Donnerstag, August 27, 2009

Black holes and revelations

"Foi assim que vocês todos morreram antes do tempo.
Foi assim que eu não morri."
{ Triângulo das águas; C. F. Abreu}


Ontem foi domingo, dia de missa. Puxei mamãe até a igreja e o altar estava em obra. Queria tirar o peso de sabe-se-que-lá cavou o último buraco em mim, se era buraco ao menos devia haver leveza.
Ontem foi domingo, dia de missa. Guardei o blush e o lápis de olho com um terrível medo cristão de que isso fosse se somar aos meus pecados. O bispo deu um sermão que eu não compreendi, mentira, até compreendi mas toda a virtude ricocheteava vã em algum lugar de mim ou passava direto.
Ontem foi domingo, dia de missa. E o corpo de Cristo foi oferecido aos fiéis, eu não o quis. De repente tudo pareceu muito mecânico, eu estava vazia e queria ver aquela imagem de Jesus crucificado que havia atrás das cortinas de obra. Eu queria me lembrar de como eram todos os estigmas e o rosto firme, cheio de abnegação e amor; queria também me lembrar do que vinha antes do martírio.
Ontem foi domingo, dia de missa. O que vem antes são as palavras e quando me dei conta os olhos lacrimejaram, e eu esqueci o meu nome. O bispo me olhou - " um homem que me olha e não me mata"¹ - , bem na hora em que o coro dizia: " Mas diz uma palavra e serei salvo". Eu recebi tantos pecados e distribui tantos perdões que resolvi reproduzir pecados e deixar o perdão para o rapaz com os braços pregados na cruz.
Ontem foi quarta e não domingo. Eu sou um ser humano e burlo todos os mandamentos divinos. O tempo agora pára nos espaços de hora em que se dão os surtos de lucidez.
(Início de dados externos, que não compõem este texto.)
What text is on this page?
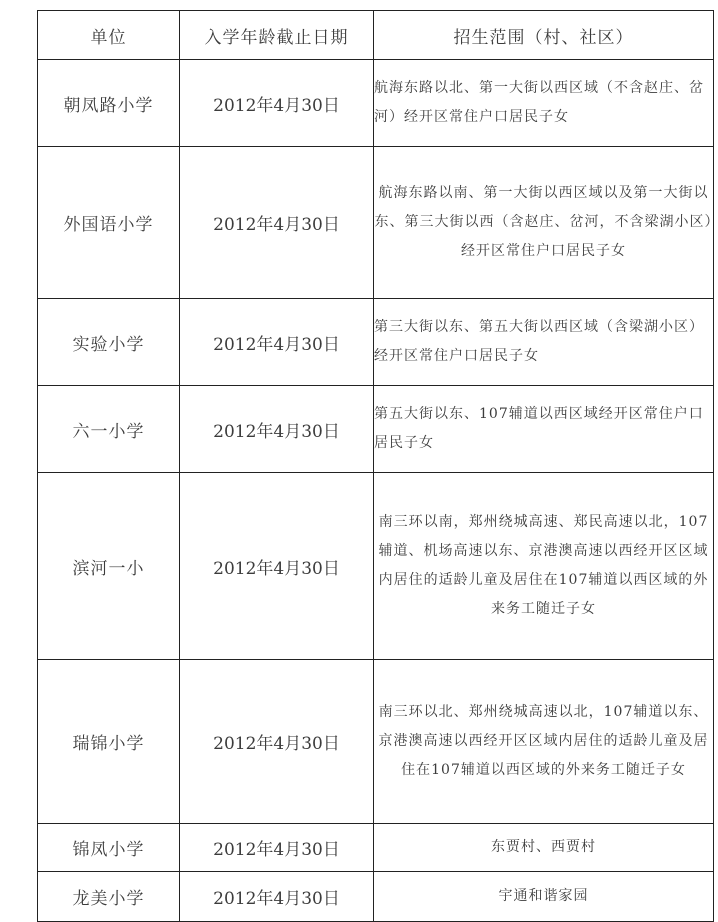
单位	入学年龄截止日期	招生范围（村、社区）
朝凤路小学	2012年4月30日	航海东路以北、第一大街以西区域（不含赵庄、岔河）经开区常住户口居民子女
外国语小学	2012年4月30日	航海东路以南、第一大街以西区域以及第一大街以东、第三大街以西（含赵庄、岔河，不含梁湖小区）经开区常住户口居民子女
实验小学	2012年4月30日	第三大街以东、第五大街以西区域（含梁湖小区）经开区常住户口居民子女
六一小学	2012年4月30日	第五大街以东、107辅道以西区域经开区常住户口居民子女
滨河一小	2012年4月30日	南三环以南，郑州绕城高速、郑民高速以北，107辅道、机场高速以东、京港澳高速以西经开区区域内居住的适龄儿童及居住在107辅道以西区域的外来务工随迁子女
瑞锦小学	2012年4月30日	南三环以北、郑州绕城高速以北，107辅道以东、京港澳高速以西经开区区域内居住的适龄儿童及居住在107辅道以西区域的外来务工随迁子女
锦凤小学	2012年4月30日	东贾村、西贾村
龙美小学	2012年4月30日	宇通和谐家园
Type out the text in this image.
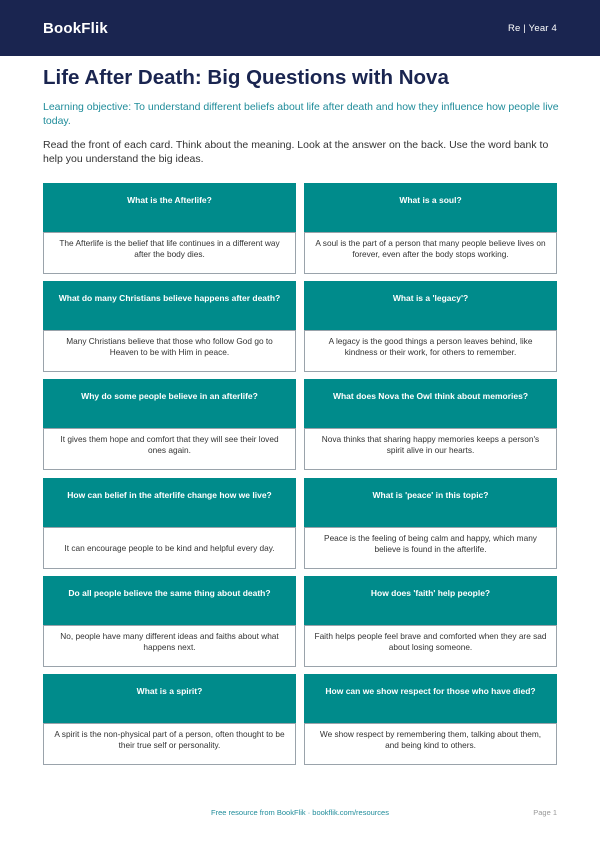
BookFlik	Re | Year 4
Life After Death: Big Questions with Nova

Learning objective: To understand different beliefs about life after death and how they influence how people live today.

Read the front of each card. Think about the meaning. Look at the answer on the back. Use the word bank to help you understand the big ideas.

What is the Afterlife?
The Afterlife is the belief that life continues in a different way after the body dies.
What is a soul?
A soul is the part of a person that many people believe lives on forever, even after the body stops working.
What do many Christians believe happens after death?
Many Christians believe that those who follow God go to Heaven to be with Him in peace.
What is a 'legacy'?
A legacy is the good things a person leaves behind, like kindness or their work, for others to remember.
Why do some people believe in an afterlife?
It gives them hope and comfort that they will see their loved ones again.
What does Nova the Owl think about memories?
Nova thinks that sharing happy memories keeps a person's spirit alive in our hearts.
How can belief in the afterlife change how we live?
It can encourage people to be kind and helpful every day.
What is 'peace' in this topic?
Peace is the feeling of being calm and happy, which many believe is found in the afterlife.
Do all people believe the same thing about death?
No, people have many different ideas and faiths about what happens next.
How does 'faith' help people?
Faith helps people feel brave and comforted when they are sad about losing someone.
What is a spirit?
A spirit is the non-physical part of a person, often thought to be their true self or personality.
How can we show respect for those who have died?
We show respect by remembering them, talking about them, and being kind to others.
Free resource from BookFlik · bookflik.com/resources	Page 1
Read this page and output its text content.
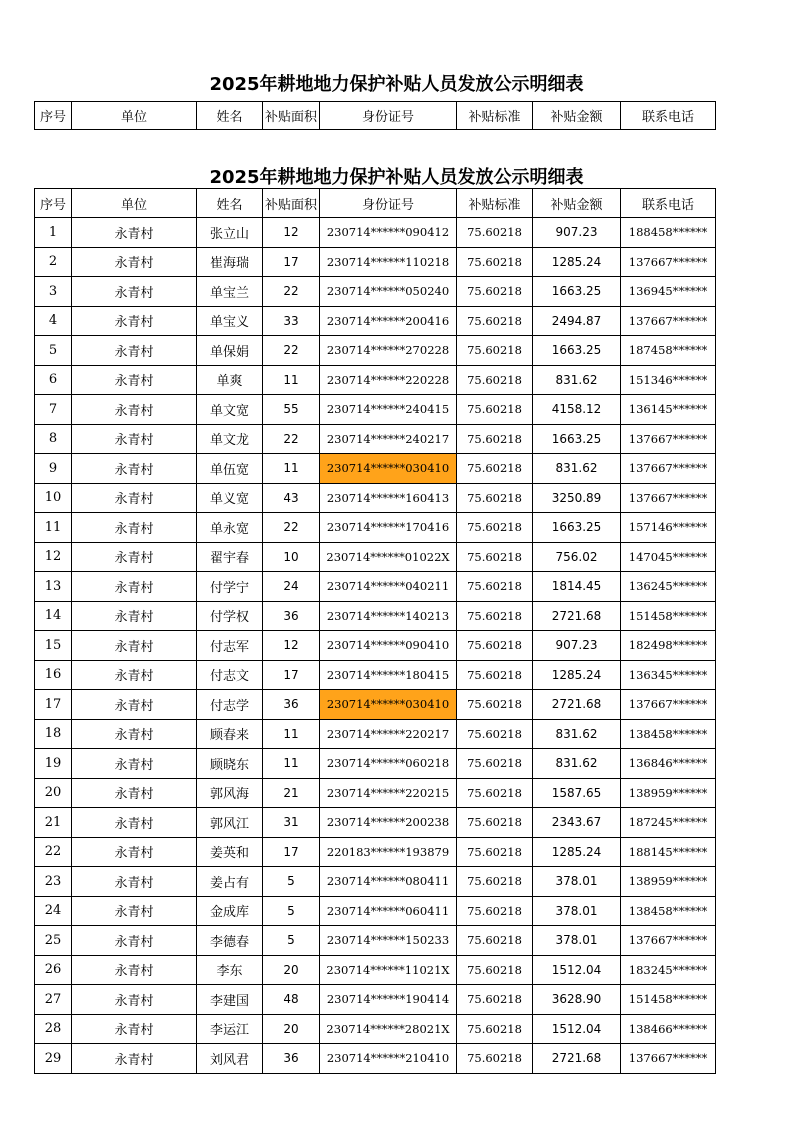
2025年耕地地力保护补贴人员发放公示明细表
序号	单位	姓名	补贴面积	身份证号	补贴标准	补贴金额	联系电话
2025年耕地地力保护补贴人员发放公示明细表
序号	单位	姓名	补贴面积	身份证号	补贴标准	补贴金额	联系电话
1	永青村	张立山	12	230714******090412	75.60218	907.23	188458******
2	永青村	崔海瑞	17	230714******110218	75.60218	1285.24	137667******
3	永青村	单宝兰	22	230714******050240	75.60218	1663.25	136945******
4	永青村	单宝义	33	230714******200416	75.60218	2494.87	137667******
5	永青村	单保娟	22	230714******270228	75.60218	1663.25	187458******
6	永青村	单爽	11	230714******220228	75.60218	831.62	151346******
7	永青村	单文宽	55	230714******240415	75.60218	4158.12	136145******
8	永青村	单文龙	22	230714******240217	75.60218	1663.25	137667******
9	永青村	单伍宽	11	230714******030410	75.60218	831.62	137667******
10	永青村	单义宽	43	230714******160413	75.60218	3250.89	137667******
11	永青村	单永宽	22	230714******170416	75.60218	1663.25	157146******
12	永青村	翟宇春	10	230714******01022X	75.60218	756.02	147045******
13	永青村	付学宁	24	230714******040211	75.60218	1814.45	136245******
14	永青村	付学权	36	230714******140213	75.60218	2721.68	151458******
15	永青村	付志军	12	230714******090410	75.60218	907.23	182498******
16	永青村	付志文	17	230714******180415	75.60218	1285.24	136345******
17	永青村	付志学	36	230714******030410	75.60218	2721.68	137667******
18	永青村	顾春来	11	230714******220217	75.60218	831.62	138458******
19	永青村	顾晓东	11	230714******060218	75.60218	831.62	136846******
20	永青村	郭风海	21	230714******220215	75.60218	1587.65	138959******
21	永青村	郭风江	31	230714******200238	75.60218	2343.67	187245******
22	永青村	姜英和	17	220183******193879	75.60218	1285.24	188145******
23	永青村	姜占有	5	230714******080411	75.60218	378.01	138959******
24	永青村	金成库	5	230714******060411	75.60218	378.01	138458******
25	永青村	李德春	5	230714******150233	75.60218	378.01	137667******
26	永青村	李东	20	230714******11021X	75.60218	1512.04	183245******
27	永青村	李建国	48	230714******190414	75.60218	3628.90	151458******
28	永青村	李运江	20	230714******28021X	75.60218	1512.04	138466******
29	永青村	刘风君	36	230714******210410	75.60218	2721.68	137667******
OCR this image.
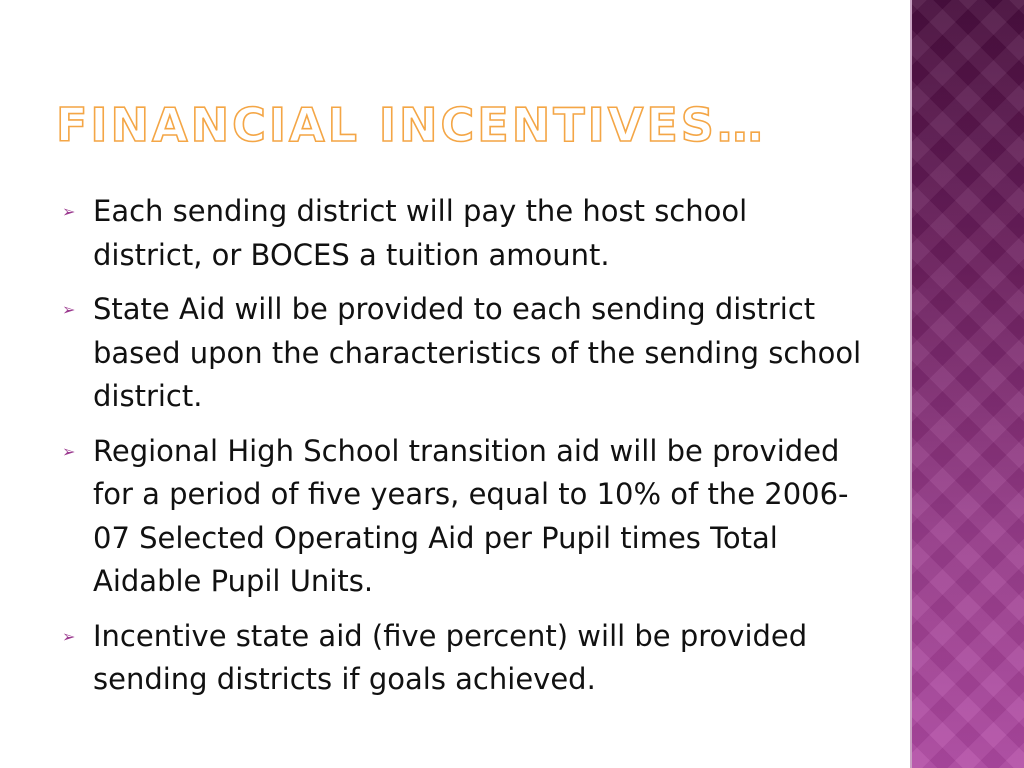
FINANCIAL INCENTIVES…
➢ Each sending district will pay the host school district, or BOCES a tuition amount.
➢ State Aid will be provided to each sending district based upon the characteristics of the sending school district.
➢ Regional High School transition aid will be provided for a period of five years, equal to 10% of the 2006-07 Selected Operating Aid per Pupil times Total Aidable Pupil Units.
➢ Incentive state aid (five percent) will be provided sending districts if goals achieved.
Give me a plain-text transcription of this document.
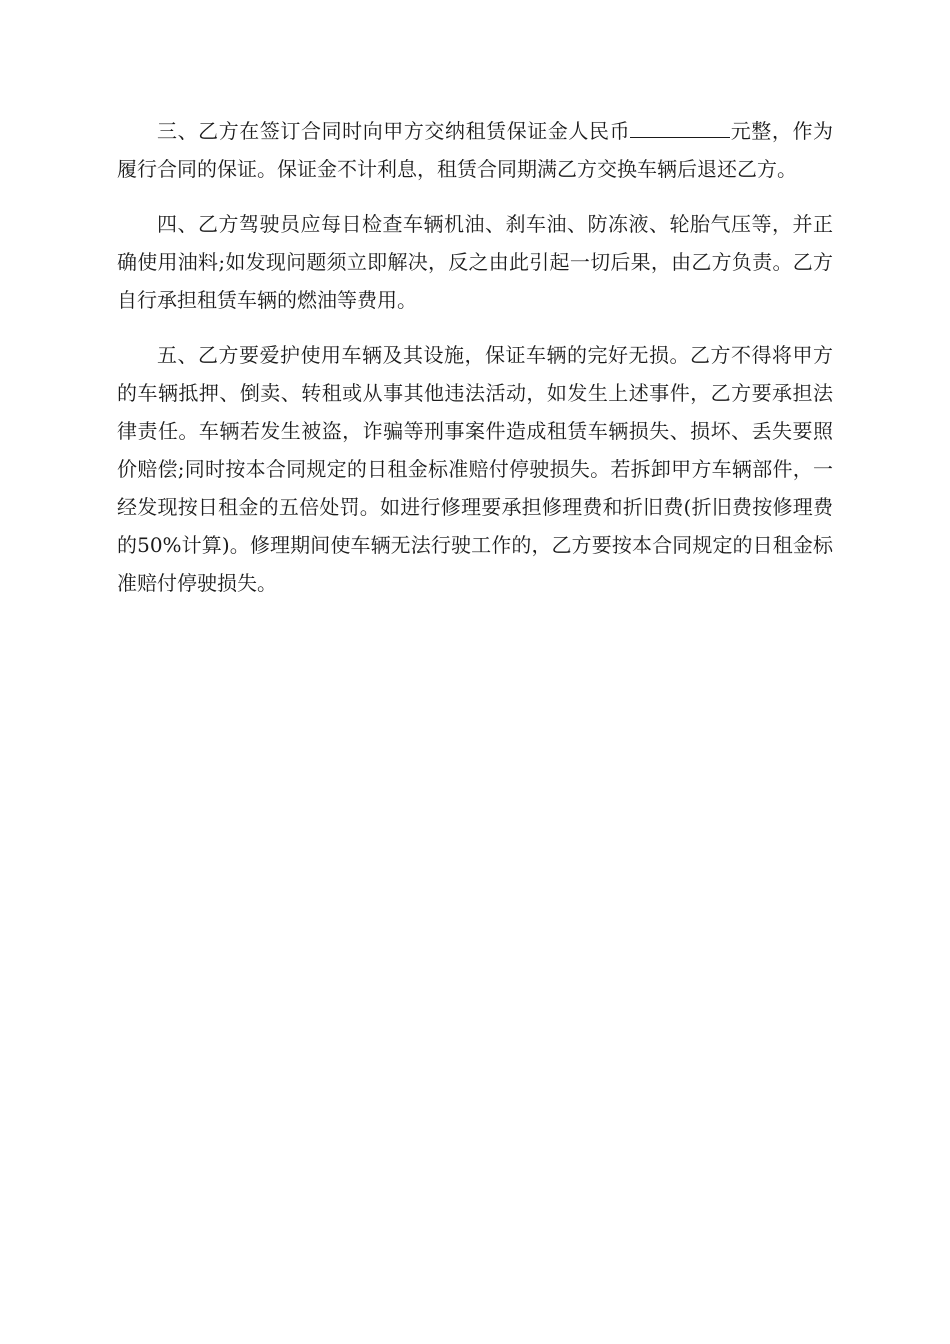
三、乙方在签订合同时向甲方交纳租赁保证金人民币	元整，作为履行合同的保证。保证金不计利息，租赁合同期满乙方交换车辆后退还乙方。

四、乙方驾驶员应每日检查车辆机油、刹车油、防冻液、轮胎气压等，并正确使用油料;如发现问题须立即解决，反之由此引起一切后果，由乙方负责。乙方自行承担租赁车辆的燃油等费用。

五、乙方要爱护使用车辆及其设施，保证车辆的完好无损。乙方不得将甲方的车辆抵押、倒卖、转租或从事其他违法活动，如发生上述事件，乙方要承担法律责任。车辆若发生被盗，诈骗等刑事案件造成租赁车辆损失、损坏、丢失要照价赔偿;同时按本合同规定的日租金标准赔付停驶损失。若拆卸甲方车辆部件，一经发现按日租金的五倍处罚。如进行修理要承担修理费和折旧费(折旧费按修理费的50%计算)。修理期间使车辆无法行驶工作的，乙方要按本合同规定的日租金标准赔付停驶损失。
À minha frente um homem que reza a missa, " que me olha e não me mata", a última coisa entre as coisas boas que um dia ofereci me matou antes. " O amor é bom, não quer o mal, não sente inveja ou se envaidece..."; onde foi que desbotou então? " Um homem que me olha e não me mata", e um sol loiro, gotejante. Lá fora, invadindo a sala.



¹: Trecho de "Oceano Mar", Baricco.

Samstag, August 22, 2009

O verdadeiro fantoche

Texto em homenagem à Edu Levy, grande escritor a quem devo metade ( ou mais) do meu acervo cultural.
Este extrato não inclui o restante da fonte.